Solder for Electronics
Tin is the primary ingredient in solder, the metal that joins electronic components to circuit boards. Traditional solder was a tin-lead mixture, but environmental regulations in the European Union and elsewhere have pushed the industry toward lead-free alternatives. These modern solders are mostly tin, often mixed with small amounts of silver or copper. Every smartphone, laptop, and car contains hundreds or thousands of solder joints, making electronics one of the largest global consumers of tin.
PVC Stabilization
Tin compounds play a behind-the-scenes role in plastics. Polyvinyl chloride (PVC), one of the world’s most widely used plastics, breaks down when heated during manufacturing. The heat causes chlorine atoms in the plastic to detach and form hydrochloric acid, which accelerates further degradation. Tin-based stabilizers prevent this by swapping in sulfur atoms where chlorine would otherwise escape, stopping the chain reaction before it starts. They also neutralize any hydrochloric acid that does form.

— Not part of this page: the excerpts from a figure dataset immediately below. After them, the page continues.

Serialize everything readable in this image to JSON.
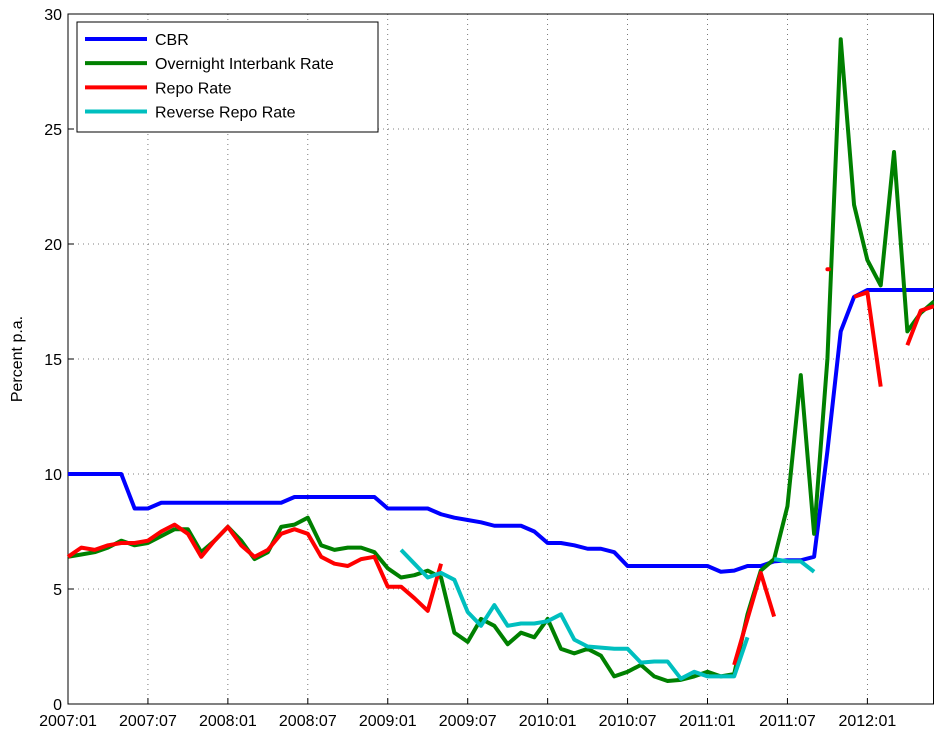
{
  "chart_data": {
    "type": "line",
    "y_label": "Percent p.a.",
    "categories": [
      "2007:01",
      null,
      null,
      null,
      null,
      null,
      "2007:07",
      null,
      null,
      null,
      null,
      null,
      "2008:01",
      null,
      null,
      null,
      null,
      null,
      "2008:07",
      null,
      null,
      null,
      null,
      null,
      "2009:01",
      null,
      null,
      null,
      null,
      null,
      "2009:07",
      null,
      null,
      null,
      null,
      null,
      "2010:01",
      null,
      null,
      null,
      null,
      null,
      "2010:07",
      null,
      null,
      null,
      null,
      null,
      "2011:01",
      null,
      null,
      null,
      null,
      null,
      "2011:07",
      null,
      null,
      null,
      null,
      null,
      "2012:01",
      null,
      null,
      null,
      null,
      null
    ],
    "series": [
      {
        "name": "CBR",
        "color": "#0000ff",
        "values": [
          10,
          10,
          10,
          10,
          10,
          8.5,
          8.5,
          8.75,
          8.75,
          8.75,
          8.75,
          8.75,
          8.75,
          8.75,
          8.75,
          8.75,
          8.75,
          9,
          9,
          9,
          9,
          9,
          9,
          9,
          8.5,
          8.5,
          8.5,
          8.5,
          8.25,
          8.1,
          8.0,
          7.9,
          7.75,
          7.75,
          7.75,
          7.5,
          7,
          7,
          6.9,
          6.75,
          6.75,
          6.6,
          6,
          6,
          6,
          6,
          6,
          6,
          6,
          5.75,
          5.8,
          6,
          6,
          6.2,
          6.25,
          6.25,
          6.4,
          11,
          16.2,
          17.7,
          18,
          18,
          18,
          18,
          18,
          18
        ]
      },
      {
        "name": "Overnight Interbank Rate",
        "color": "#008000",
        "values": [
          6.4,
          6.5,
          6.6,
          6.8,
          7.1,
          6.9,
          7.0,
          7.3,
          7.6,
          7.6,
          6.6,
          7.1,
          7.7,
          7.1,
          6.3,
          6.6,
          7.7,
          7.8,
          8.1,
          6.9,
          6.7,
          6.8,
          6.8,
          6.6,
          5.9,
          5.5,
          5.6,
          5.8,
          5.5,
          3.1,
          2.7,
          3.7,
          3.4,
          2.6,
          3.1,
          2.9,
          3.7,
          2.4,
          2.2,
          2.4,
          2.1,
          1.2,
          1.4,
          1.7,
          1.2,
          1.0,
          1.05,
          1.2,
          1.4,
          1.2,
          1.3,
          3.9,
          5.8,
          6.3,
          8.6,
          14.3,
          7.4,
          15,
          28.9,
          21.7,
          19.3,
          18.2,
          24.0,
          16.2,
          17.0,
          17.5
        ]
      },
      {
        "name": "Repo Rate",
        "color": "#ff0000",
        "values": [
          6.4,
          6.8,
          6.7,
          6.9,
          7.0,
          7.0,
          7.1,
          7.5,
          7.8,
          7.4,
          6.4,
          7.1,
          7.7,
          6.9,
          6.4,
          6.7,
          7.4,
          7.6,
          7.4,
          6.4,
          6.1,
          6.0,
          6.3,
          6.4,
          5.1,
          5.1,
          4.6,
          4.05,
          6.1,
          null,
          null,
          null,
          null,
          null,
          null,
          null,
          null,
          null,
          null,
          null,
          null,
          null,
          null,
          null,
          null,
          null,
          null,
          null,
          null,
          null,
          1.7,
          3.7,
          5.7,
          3.8,
          null,
          null,
          null,
          18.9,
          null,
          17.7,
          17.9,
          13.8,
          null,
          15.6,
          17.1,
          17.3
        ]
      },
      {
        "name": "Reverse Repo Rate",
        "color": "#00bfbf",
        "values": [
          null,
          null,
          null,
          null,
          null,
          null,
          null,
          null,
          null,
          null,
          null,
          null,
          null,
          null,
          null,
          null,
          null,
          null,
          null,
          null,
          null,
          null,
          null,
          null,
          null,
          6.7,
          6.1,
          5.5,
          5.7,
          5.4,
          4.0,
          3.4,
          4.3,
          3.4,
          3.5,
          3.5,
          3.6,
          3.9,
          2.8,
          2.5,
          2.45,
          2.4,
          2.4,
          1.8,
          1.85,
          1.85,
          1.1,
          1.4,
          1.2,
          1.2,
          1.2,
          2.9,
          null,
          6.3,
          6.2,
          6.2,
          5.75,
          null,
          null,
          null,
          null,
          null,
          null,
          null,
          null,
          null
        ]
      }
    ],
    "ylim": [
      0,
      30
    ],
    "yticks": [
      0,
      5,
      10,
      15,
      20,
      25,
      30
    ],
    "grid": true,
    "legend": "upper left"
  }
}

Because these stabilizers are liquid and mix easily with PVC, they act quickly during processing. They’re used in the production of pipes (including drinking water pipes), window profiles, siding, bottles, films, and food packaging sheets.
Superconducting Magnets
One of tin’s most high-tech applications is in superconducting wire. An alloy of niobium and tin can carry electricity with zero resistance when cooled to extremely low temperatures, around -424°F (-253°C). These wires generate powerful magnetic fields used in particle accelerators, MRI machines, and experimental fusion reactors.

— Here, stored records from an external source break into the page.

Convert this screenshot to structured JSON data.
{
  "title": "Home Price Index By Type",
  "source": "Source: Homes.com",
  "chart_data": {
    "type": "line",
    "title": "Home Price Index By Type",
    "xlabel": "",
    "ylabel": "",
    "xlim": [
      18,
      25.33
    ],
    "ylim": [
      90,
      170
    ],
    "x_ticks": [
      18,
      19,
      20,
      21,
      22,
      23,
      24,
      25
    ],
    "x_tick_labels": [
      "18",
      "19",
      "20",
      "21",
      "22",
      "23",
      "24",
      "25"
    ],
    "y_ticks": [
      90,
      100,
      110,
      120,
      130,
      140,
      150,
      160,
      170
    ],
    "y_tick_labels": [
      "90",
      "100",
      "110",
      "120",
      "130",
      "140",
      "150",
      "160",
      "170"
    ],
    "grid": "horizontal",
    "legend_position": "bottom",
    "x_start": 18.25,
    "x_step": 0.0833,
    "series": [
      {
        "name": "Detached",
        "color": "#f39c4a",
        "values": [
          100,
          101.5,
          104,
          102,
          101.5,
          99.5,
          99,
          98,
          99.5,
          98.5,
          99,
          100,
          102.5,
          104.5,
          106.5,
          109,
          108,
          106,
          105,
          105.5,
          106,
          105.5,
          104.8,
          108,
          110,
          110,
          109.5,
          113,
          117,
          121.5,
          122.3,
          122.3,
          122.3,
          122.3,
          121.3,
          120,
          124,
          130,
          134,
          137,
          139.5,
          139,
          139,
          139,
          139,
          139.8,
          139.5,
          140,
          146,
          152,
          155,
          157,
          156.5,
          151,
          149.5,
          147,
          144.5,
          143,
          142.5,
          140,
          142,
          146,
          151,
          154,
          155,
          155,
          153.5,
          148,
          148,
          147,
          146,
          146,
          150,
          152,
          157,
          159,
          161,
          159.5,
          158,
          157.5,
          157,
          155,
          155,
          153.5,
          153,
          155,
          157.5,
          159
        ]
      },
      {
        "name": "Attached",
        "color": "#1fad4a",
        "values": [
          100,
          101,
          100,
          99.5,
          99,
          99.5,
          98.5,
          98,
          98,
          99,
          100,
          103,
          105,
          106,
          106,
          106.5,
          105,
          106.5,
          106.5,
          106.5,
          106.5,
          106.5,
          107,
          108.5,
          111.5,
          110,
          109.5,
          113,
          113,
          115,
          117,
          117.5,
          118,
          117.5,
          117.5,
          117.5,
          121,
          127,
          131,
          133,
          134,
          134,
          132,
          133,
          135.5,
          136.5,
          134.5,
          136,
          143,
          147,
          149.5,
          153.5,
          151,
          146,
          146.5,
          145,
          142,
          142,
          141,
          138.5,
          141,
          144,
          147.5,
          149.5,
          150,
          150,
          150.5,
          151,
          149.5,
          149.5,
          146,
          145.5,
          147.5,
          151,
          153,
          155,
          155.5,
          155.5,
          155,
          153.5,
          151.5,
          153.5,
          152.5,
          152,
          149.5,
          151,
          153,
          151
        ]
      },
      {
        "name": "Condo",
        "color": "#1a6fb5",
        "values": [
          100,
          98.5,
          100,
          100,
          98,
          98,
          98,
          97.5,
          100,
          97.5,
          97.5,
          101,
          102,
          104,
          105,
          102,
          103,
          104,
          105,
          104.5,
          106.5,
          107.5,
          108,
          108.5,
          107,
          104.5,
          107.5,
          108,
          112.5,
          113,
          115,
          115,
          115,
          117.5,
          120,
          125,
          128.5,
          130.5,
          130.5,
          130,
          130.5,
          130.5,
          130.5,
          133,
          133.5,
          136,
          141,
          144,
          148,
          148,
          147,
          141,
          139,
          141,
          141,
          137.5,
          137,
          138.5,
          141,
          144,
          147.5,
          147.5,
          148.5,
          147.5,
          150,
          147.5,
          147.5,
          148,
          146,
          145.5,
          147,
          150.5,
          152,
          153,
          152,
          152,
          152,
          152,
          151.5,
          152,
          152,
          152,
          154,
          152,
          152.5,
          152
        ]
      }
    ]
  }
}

The largest consumer of niobium-tin superconductors today is ITER, the international fusion energy project. The upgraded High-Luminosity Large Hadron Collider at CERN will be the first particle accelerator to use niobium-tin magnets, enabling stronger magnetic fields than previous superconducting materials could achieve. These wires can be fabricated in mile-long strands and produced in large quantities, making them practical for big science infrastructure.
Battery Technology
Tin is being developed as an anode material for next-generation lithium-ion batteries. A tin anode has a theoretical energy storage capacity of 994 milliamp-hours per gram, nearly three times the capacity of the graphite anodes used in most batteries today. That could translate to longer-lasting phones, laptops, and electric vehicles. The challenge is that tin expands and contracts significantly during charging and discharging, which can crack the electrode over time. Researchers are working on composite designs that combine tin with other materials to manage this swelling.
Safety of Tin Exposure
Metallic tin and simple tin compounds (inorganic tin) are generally considered safe. Your body processes them quickly, and they pass through without accumulating. The tin lining inside a food can poses no meaningful health risk at normal exposure levels. Swallowing very large amounts of inorganic tin can cause stomach problems, anemia, and liver or kidney issues, but this doesn’t happen from everyday use. Inorganic tin is not known to cause cancer or reproductive harm.
Organotin compounds, where tin is bonded to carbon-based molecules, are a different story. These industrial chemicals can cause skin and eye irritation, respiratory problems, and neurological damage. Some neurological effects have persisted for years after exposure, and very high doses have been fatal. Workplace exposure limits for organotins are set 20 times lower than for inorganic tin, reflecting the greater risk. For most people, organotin exposure isn’t a daily concern, as these compounds are primarily encountered in occupational settings.